DATE: Sunday, February 16, 1997             TAG: 9702150207
SECTION: BUSINESS                PAGE: D2   EDITION: FINAL 
SOURCE: ASSOCIATED PRESS 
DATELINE: GROTON, CONN.                     LENGTH:   33 lines

ELECTRIC BOAT PRESIDENT SAYS 1,500 JOB CUTS WILL BE NEEDED

Electric Boat will have to cut 1,000 to 1,500 jobs this year due to a declining work load, the company's president said. Union officials expect the first layoff notices Monday.

President John K. Welch told legislators, local officials and union leaders at a briefing Thursday that the company must reduce its work force as two of the four submarines in its backlog are delivered this spring.

``There's anywhere from 1,000 to 1,500 people who have to come out of the work force this year,'' he said.

Union leaders said they expect 60-day layoff notices to be handed out Monday to as many as 500 pipe fitters, welders and other hourly workers.

A cut of 1,500 jobs would represent a 14 percent drop in its work force of about 10,800.

The work force at Electric Boat's plant at Quonset Point, R.I., which handles the early stages of submarine construction, has already hit bottom, with just under 1,000 employees, Welch said.

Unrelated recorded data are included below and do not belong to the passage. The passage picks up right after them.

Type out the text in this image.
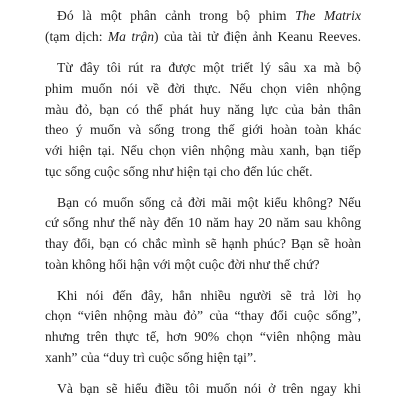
Đó là một phân cảnh trong bộ phim The Matrix
(tạm dịch: Ma trận) của tài tử điện ảnh Keanu Reeves.
Từ đây tôi rút ra được một triết lý sâu xa mà bộ
phim muốn nói về đời thực. Nếu chọn viên nhộng
màu đỏ, bạn có thể phát huy năng lực của bản thân
theo ý muốn và sống trong thế giới hoàn toàn khác
với hiện tại. Nếu chọn viên nhộng màu xanh, bạn tiếp
tục sống cuộc sống như hiện tại cho đến lúc chết.
Bạn có muốn sống cả đời mãi một kiểu không? Nếu
cứ sống như thế này đến 10 năm hay 20 năm sau không
thay đổi, bạn có chắc mình sẽ hạnh phúc? Bạn sẽ hoàn
toàn không hối hận với một cuộc đời như thế chứ?
Khi nói đến đây, hẳn nhiều người sẽ trả lời họ
chọn “viên nhộng màu đỏ” của “thay đổi cuộc sống”,
nhưng trên thực tế, hơn 90% chọn “viên nhộng màu
xanh” của “duy trì cuộc sống hiện tại”.
Và bạn sẽ hiểu điều tôi muốn nói ở trên ngay khi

As work on the New Attack Submarine begins to filter into the Rhode Island plant, possibly by year's end, employment could begin to pick up, officials said.

But employment at Groton will continue to drop through next year as the first of two Seawolfs are delivered, and work is finished on the Louisiana, the last of the ballistic missile submarines.

Electric Boat has said it expects overall employment to fall to 6,000 to 8,000 in 1998.